After declining to yet another 10-month low of 62.50, the rupee recovered marginally to 62.29 per dollar as the American currency weakened against major global currencies. It had closed at 62.34 on Thursday.

On Friday, the Indian currency lowered to 62.42 in the opening trade, after which it depreciated to 62.50 against the dollar due to heavy sell-off by foreign investors from the domestic market amid concerns in the global economy and dollar demand from oil importing companies.

BSE-benchmark Sensex plunged again by over 250 points (0.91 per cent) to end at 27,350.

However, the market recovered to 62.25 per dollar ahead of the key economic data to be released post trading hours. Government release data on November’s consumer price inflation at 4.38 per cent as compared with 5.52 per cent in October.

While October Index of Industrial Production (IIP) declined to negative at (-)4.2 per cent as against September’s 2.8 per cent.

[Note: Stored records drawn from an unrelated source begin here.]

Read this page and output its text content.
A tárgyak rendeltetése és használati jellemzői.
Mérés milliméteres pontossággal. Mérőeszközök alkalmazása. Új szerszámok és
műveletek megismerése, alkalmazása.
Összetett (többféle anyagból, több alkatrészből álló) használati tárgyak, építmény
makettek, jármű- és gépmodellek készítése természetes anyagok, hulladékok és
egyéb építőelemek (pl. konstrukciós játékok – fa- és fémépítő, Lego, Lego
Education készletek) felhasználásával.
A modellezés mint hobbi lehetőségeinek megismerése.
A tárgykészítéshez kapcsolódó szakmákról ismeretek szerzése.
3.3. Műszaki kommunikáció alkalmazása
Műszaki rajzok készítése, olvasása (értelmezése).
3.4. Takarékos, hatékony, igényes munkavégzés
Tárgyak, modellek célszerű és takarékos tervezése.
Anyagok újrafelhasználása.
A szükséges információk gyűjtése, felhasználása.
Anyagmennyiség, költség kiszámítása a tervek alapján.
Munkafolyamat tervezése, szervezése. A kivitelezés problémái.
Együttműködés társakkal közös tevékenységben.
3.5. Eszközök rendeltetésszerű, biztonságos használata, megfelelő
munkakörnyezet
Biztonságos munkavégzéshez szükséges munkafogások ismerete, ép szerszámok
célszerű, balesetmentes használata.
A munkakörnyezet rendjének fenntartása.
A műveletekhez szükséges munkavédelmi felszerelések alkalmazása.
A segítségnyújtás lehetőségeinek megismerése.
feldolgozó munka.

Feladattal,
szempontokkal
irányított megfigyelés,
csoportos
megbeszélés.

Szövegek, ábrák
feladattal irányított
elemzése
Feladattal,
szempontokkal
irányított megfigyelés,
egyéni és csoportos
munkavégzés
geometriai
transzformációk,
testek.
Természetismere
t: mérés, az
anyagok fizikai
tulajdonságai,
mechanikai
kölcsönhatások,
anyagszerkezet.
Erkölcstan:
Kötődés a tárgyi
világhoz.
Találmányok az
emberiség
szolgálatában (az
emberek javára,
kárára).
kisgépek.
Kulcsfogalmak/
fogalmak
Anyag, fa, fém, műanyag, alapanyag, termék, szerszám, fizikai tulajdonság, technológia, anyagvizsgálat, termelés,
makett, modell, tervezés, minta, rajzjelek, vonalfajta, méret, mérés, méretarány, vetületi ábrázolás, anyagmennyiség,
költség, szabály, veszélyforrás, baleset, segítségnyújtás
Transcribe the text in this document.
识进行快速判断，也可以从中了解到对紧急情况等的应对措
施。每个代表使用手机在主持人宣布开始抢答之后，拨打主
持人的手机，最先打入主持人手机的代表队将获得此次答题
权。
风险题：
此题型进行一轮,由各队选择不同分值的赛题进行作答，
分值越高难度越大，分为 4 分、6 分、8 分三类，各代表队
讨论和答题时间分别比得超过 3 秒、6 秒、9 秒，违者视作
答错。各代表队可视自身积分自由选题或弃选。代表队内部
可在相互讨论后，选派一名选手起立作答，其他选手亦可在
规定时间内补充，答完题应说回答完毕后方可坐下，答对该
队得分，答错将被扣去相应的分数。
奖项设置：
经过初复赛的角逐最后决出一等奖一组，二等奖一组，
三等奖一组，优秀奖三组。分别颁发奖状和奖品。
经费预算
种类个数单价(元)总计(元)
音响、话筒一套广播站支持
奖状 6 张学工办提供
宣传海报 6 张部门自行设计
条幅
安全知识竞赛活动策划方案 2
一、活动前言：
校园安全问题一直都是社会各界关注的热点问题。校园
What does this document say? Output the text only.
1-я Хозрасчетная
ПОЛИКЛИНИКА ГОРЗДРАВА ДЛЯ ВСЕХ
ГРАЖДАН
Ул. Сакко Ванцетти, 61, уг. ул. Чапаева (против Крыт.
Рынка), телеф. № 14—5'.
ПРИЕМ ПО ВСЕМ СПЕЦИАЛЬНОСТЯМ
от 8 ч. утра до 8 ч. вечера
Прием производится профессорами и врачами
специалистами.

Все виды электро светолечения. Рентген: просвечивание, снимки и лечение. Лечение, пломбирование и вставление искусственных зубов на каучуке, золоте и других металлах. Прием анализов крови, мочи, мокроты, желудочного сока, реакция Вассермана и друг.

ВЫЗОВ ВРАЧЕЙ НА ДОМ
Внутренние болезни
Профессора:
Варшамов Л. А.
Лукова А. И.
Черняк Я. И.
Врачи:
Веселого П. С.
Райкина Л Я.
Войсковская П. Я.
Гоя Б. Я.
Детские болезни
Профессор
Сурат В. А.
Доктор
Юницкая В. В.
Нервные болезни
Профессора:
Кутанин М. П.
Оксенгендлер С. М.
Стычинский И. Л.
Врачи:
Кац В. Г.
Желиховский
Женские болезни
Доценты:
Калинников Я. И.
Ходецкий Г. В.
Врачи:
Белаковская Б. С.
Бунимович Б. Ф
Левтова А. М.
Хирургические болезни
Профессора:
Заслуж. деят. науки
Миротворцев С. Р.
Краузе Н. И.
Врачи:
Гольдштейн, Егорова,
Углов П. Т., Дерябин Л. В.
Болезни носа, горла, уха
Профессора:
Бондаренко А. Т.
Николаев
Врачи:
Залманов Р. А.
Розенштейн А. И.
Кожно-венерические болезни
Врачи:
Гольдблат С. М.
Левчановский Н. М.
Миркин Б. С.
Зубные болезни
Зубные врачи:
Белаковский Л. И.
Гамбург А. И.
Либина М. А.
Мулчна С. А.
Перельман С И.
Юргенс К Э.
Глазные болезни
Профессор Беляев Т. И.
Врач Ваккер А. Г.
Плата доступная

Market analysts expect the rupee to continue being weighed down by the negative domestic growth data, global macro economy and geopolitical concerns.

Call Rates rise; G-sec yields fall

The overnight call money rates, the interest rates at which banks borrow from each other to overcome liquidity mismatches, ended a tad higher at 8 per cent as against Thursday’s close of 7.90 per cent. Intra-day, it moved in the previously traded range of 7 per cent and 8.15 per cent.

The 10-year benchmark government security (8.40 per cent G-Sec, maturing in 2024) yield dropped to a 1-year low of 7.83 per cent from 7.86 per cent. Yields are currently at their lowest levels since August, 2013.